While hard things are happening, I just handle it. I actually do. (This will be the braggy part)
“I’m surprised how well I’m handling this!” I’ll think to myself. “Look at you, helping people, doing just what you studied to do!” “Ha! That elementary school teacher was wrong. I CAN listen and pay attention.” I’ll see myself making phone calls to parents, social workers. lawyers, doctors. “I’m doing it! Advocating for the vulnerable just like we were taught at church.”
Then, the work week ends…and I’m driving home. I turn up the radio, but I can still hear all the sadness, women trying hard and getting stomped down, people with cognitive disabilities without rights, children abused, and some people with sadness or anxiety that they can’t shake without a discernible cause.
It rolls past me like a train. I can barely tell where one train car ends and another begins. Just this big blur. And it’s all tragic. A movie I can’t turn off.
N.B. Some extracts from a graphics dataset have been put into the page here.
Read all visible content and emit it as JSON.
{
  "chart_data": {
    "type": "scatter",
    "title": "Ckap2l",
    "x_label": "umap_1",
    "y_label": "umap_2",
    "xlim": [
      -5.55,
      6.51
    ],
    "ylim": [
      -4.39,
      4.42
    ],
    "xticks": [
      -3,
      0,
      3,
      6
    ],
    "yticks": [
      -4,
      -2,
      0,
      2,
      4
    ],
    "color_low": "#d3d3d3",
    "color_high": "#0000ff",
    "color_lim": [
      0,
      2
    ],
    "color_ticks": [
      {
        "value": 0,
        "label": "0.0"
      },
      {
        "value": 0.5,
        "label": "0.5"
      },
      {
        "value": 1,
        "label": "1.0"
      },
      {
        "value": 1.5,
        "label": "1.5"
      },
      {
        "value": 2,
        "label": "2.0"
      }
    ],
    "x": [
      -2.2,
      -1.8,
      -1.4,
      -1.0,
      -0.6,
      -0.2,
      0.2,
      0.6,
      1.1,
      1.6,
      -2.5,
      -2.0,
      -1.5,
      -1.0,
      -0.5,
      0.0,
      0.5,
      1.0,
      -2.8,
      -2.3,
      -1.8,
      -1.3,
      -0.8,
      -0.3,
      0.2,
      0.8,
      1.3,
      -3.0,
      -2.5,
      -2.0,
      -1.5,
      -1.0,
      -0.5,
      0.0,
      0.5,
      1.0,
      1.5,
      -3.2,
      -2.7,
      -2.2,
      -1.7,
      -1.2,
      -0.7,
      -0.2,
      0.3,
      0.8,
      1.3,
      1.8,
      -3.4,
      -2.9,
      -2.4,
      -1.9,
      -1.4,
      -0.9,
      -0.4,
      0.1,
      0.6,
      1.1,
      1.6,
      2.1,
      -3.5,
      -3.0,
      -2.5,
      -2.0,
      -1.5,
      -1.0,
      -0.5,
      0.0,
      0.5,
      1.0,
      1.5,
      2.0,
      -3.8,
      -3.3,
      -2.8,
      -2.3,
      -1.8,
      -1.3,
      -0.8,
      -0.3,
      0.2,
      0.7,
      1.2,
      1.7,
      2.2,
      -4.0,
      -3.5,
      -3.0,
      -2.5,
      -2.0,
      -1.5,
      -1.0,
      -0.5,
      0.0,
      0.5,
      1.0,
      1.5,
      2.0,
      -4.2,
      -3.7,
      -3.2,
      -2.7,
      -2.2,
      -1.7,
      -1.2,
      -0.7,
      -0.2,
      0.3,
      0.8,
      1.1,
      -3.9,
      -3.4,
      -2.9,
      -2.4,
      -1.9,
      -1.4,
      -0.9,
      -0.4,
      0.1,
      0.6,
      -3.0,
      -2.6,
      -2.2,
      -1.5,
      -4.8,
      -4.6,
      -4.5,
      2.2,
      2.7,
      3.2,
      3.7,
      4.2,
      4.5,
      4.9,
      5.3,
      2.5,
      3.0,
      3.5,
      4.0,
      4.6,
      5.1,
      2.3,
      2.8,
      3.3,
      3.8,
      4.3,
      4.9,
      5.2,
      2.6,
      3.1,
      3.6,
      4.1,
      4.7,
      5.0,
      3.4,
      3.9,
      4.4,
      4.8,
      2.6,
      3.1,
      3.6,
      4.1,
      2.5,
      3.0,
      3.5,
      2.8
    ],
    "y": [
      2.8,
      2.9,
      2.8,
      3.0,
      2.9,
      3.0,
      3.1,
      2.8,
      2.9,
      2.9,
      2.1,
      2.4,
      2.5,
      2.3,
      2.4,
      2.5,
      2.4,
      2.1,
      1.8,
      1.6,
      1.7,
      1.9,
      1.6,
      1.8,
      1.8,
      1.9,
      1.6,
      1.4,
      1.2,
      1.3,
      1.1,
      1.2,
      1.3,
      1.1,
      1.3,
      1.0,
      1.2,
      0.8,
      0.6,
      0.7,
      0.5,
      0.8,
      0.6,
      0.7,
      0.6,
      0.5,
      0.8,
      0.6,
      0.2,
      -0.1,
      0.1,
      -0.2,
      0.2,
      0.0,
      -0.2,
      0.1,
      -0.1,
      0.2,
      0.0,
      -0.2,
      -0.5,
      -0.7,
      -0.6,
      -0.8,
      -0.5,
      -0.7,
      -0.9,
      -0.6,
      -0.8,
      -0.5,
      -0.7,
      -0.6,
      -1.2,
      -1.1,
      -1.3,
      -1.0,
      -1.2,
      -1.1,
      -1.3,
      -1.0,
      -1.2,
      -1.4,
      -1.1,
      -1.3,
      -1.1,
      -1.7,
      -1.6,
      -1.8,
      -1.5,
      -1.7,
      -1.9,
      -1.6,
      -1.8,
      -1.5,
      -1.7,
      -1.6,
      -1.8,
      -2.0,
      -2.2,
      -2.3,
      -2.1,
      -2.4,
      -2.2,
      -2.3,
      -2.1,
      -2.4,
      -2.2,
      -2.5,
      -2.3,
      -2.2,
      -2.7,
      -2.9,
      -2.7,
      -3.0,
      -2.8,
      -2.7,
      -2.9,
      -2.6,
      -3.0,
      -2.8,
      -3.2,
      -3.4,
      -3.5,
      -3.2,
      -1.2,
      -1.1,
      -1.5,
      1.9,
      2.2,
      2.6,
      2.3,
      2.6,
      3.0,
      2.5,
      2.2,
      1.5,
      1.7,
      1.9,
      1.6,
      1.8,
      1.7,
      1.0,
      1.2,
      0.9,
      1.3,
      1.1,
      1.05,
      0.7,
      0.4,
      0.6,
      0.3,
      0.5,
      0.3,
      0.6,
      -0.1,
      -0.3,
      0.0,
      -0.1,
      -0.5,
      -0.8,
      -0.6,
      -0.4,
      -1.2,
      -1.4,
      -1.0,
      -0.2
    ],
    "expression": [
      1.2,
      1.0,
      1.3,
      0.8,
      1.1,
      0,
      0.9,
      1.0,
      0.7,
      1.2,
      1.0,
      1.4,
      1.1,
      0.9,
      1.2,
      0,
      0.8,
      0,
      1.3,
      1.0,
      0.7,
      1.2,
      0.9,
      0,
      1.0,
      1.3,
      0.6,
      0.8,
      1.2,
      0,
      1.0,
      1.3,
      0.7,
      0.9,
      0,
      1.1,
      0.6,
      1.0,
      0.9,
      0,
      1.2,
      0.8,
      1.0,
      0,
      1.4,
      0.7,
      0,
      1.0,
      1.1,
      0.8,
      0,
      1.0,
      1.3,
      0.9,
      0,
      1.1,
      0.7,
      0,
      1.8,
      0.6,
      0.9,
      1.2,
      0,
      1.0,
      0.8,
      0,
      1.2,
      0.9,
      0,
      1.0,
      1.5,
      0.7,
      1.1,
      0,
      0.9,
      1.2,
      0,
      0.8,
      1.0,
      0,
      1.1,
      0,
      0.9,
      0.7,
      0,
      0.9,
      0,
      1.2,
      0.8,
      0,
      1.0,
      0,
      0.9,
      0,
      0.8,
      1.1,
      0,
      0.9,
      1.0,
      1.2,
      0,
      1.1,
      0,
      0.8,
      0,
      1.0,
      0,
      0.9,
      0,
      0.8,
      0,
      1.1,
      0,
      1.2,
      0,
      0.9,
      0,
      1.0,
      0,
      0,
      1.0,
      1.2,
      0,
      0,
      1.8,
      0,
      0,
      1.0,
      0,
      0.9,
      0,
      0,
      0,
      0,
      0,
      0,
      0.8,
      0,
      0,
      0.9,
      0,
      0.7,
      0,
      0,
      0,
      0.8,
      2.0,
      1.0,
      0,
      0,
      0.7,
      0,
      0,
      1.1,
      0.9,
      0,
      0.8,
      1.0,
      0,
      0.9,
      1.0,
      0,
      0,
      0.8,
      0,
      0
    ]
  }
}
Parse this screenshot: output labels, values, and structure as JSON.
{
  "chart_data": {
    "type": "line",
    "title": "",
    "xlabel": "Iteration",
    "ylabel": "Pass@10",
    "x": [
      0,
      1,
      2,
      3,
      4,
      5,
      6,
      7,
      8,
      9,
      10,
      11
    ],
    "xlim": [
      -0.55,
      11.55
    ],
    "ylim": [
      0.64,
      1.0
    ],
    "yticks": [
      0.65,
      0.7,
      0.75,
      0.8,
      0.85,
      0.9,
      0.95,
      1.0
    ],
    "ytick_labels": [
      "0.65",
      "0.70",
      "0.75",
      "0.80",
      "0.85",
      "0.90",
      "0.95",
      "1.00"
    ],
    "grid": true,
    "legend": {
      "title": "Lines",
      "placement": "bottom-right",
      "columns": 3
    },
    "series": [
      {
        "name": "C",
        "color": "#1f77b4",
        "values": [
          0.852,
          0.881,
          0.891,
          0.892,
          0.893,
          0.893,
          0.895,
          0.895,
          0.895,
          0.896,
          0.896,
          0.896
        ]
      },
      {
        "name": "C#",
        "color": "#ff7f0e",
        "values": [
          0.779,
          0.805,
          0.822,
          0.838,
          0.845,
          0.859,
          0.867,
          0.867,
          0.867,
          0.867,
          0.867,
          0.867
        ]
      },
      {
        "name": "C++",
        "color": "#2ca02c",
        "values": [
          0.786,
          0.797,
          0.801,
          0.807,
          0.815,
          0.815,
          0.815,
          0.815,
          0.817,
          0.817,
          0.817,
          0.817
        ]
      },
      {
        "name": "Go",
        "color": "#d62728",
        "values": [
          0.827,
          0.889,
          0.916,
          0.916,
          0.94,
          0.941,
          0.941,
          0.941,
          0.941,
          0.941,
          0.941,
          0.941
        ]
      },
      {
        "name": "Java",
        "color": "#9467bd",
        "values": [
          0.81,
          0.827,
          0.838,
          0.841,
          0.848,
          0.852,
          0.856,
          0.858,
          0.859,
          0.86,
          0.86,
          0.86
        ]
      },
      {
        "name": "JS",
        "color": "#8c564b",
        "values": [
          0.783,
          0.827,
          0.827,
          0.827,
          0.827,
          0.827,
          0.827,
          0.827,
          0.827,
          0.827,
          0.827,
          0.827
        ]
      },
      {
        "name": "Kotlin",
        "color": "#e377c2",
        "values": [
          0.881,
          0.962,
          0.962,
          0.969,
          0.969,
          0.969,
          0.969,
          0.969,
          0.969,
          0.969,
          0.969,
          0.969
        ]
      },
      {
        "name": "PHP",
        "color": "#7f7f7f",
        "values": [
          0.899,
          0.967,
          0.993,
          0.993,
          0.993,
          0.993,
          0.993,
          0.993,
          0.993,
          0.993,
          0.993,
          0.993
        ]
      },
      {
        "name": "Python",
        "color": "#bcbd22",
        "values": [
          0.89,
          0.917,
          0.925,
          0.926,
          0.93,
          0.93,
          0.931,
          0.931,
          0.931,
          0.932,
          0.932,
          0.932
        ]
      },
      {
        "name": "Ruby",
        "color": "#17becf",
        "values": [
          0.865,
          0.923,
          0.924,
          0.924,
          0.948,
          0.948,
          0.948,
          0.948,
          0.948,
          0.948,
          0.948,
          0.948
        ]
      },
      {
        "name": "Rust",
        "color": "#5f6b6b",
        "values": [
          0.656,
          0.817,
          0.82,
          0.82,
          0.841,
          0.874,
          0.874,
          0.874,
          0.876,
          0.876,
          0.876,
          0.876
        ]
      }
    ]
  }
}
Upstream prevention is rather a buzz word. Still, I think the concept makes sense. Protective factors include: Physical health, healthy relationships with family and friends, faith, engaging in meaningful activities, practicing gratitude. There are more…I’ve looked a several wheels outlining protective factors. The latest I’ve read can be found here: https://sourcesofstrength.org/wp-content/uploads/grant-writing-document.pdf
As well, my co-worker has been sending me information about Community Schools. Increasing parent/teacher relationships in more of a teamwork approach (if history serves me, I think schools have been this way and sometimes are presently…but must be drifting away from teamwork and becoming more separate entities (a buzz word for this is “Siloed”). Also, increasing communication with local health and other services/businesses: doctors, dentists, mental health, and internships at area businesses for the older kids. I have some immediate concerns about privacy, but I will read and learn before I panic.
All the best to you and your loved ones!